Exports decrease in June09/07/2019
There was a decrease in footwear exports in the last month of the semester. Data prepared by the Brazilian Footwear Industries Association (Abicalçados) indicates that 6.4 million pairs were shipped in the sixth month of the year. They generated USD 64.45 million, a 25.8% decrease in volume and a 24.5% decrease in revenues in comparison with the result in the same month in 2018. Therefore, over the semester, a total of 58.3 million pairs were shipped, generating USD 480.7 million, figures 5.3% higher in volume and 1.3% smaller in values in comparison with the same period last year.
During the semester, the main destinations of Brazilian footwear exports were the United States (6.4 million pair and USD 101.25 million, a 28.4% increase in volume and a 34.6% increase in revenues in comparison with the corresponding period last year), Argentina (3.47 million pairs and USD 44.5 million, a 37.2% decrease in volume and a 41.8% decrease in revenues), and France (3.47 million pairs and USD 26.16 million, a 1.1% decrease in volume and a 13.6% decrease in revenues).
During the semester, the main origin of Brazilian exports in the industry was the state of Rio Grande do Sul. During the period, manufacturers in that state shipped 14.18 million pairs that generated USD 212.44 million, a 5.3% increase in volume and a 2.5% decrease in revenues in comparison with the corresponding period in 2018.
The second origin during the semester was Ceará, from where 21.3 million pairs were shipped, generating USD 129.7 million, a 3.6% decrease in volume and a 4% increase in revenues in relation to the same period last year.
The third origin during the period was São Paulo. The state shipped 3.83 million pairs for USD 50.7 million, an 8.6% increase in volume and a 5.8% decrease in revenues in comparison with the six first months of 2018.

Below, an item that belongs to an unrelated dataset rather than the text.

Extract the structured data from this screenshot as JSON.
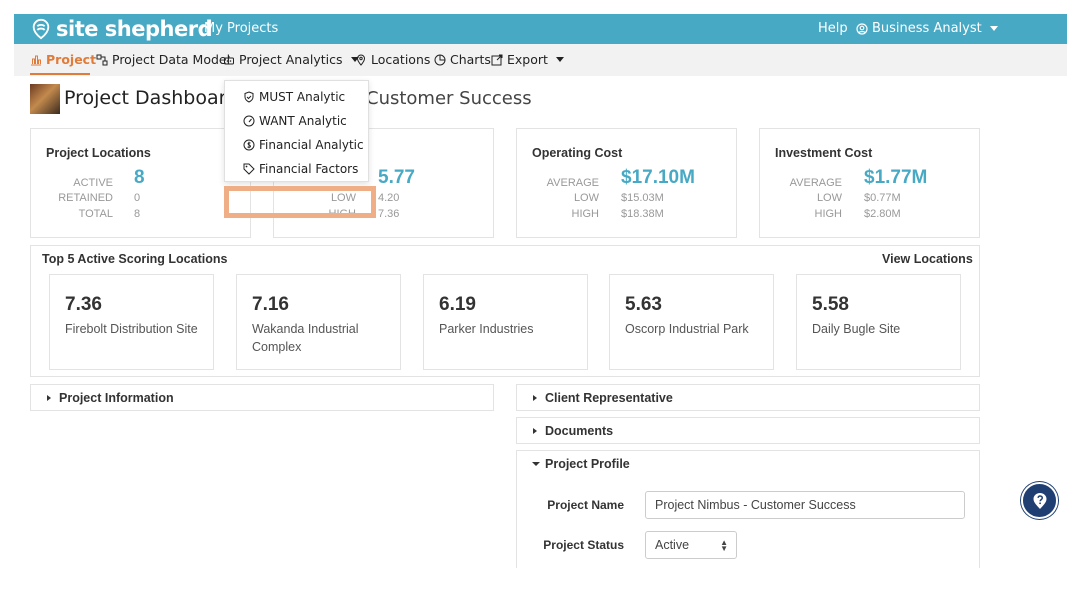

For Abicalçados' executive president, Heitor Klein, the result mostly reflects the decrease in exports to Argentina, the second destination of Brazilian shoes. "In the first months of 2018, the neighboring country even surpassed the United States as the main destination. The deterioration of imports was quick and is mainly explained by the need to maintain the international reserves of that country, imposed by the IMF, which inhibits imports, and also by the weak domestic demand," he evaluates. According to Klein, the shipments to the United States, due to the trade war waged between Donald Trump and China, have been "safeguarding" the result. "The trade war has been making U.S. importers seek suppliers in countries other than China," says Klein. He highlights that 70% of U.S. imports – 1.7 billion of the more than 2.3 billion pairs imported every year – consist of Chinese shoes.
During the semester, 15.6 million pairs were imported for USD 180.87 million, a 2.4% increase in volume and a 1.3% decrease in dollars in comparison with the corresponding period in 2018. Considering the month of June alone, 1.72 million pairs were imported for USD 26.74 million, a 16.7% decrease in volume and a 10% decrease in revenues in relation to the same month last year. The main origins of footwear imports were Vietnam (5.66 million pairs for USD 89.2 million, a 6.5% decrease in volume and a 12% decrease in dollars in relation to the same period in 2018), Indonesia (2.33 million pairs for USD 35.87 million, 22.6% and 12% increases, respectively), and China (6 million pairs for USD 24.34 million, 4.3% and 9.6% increases, respectively).
In footwear parts – uppers, soles, heels, insoles etc. – imports during the semester totaled USD 16 million, 44.3% less than in the corresponding period in 2018. The main origins were China, Paraguay, and Vietnam.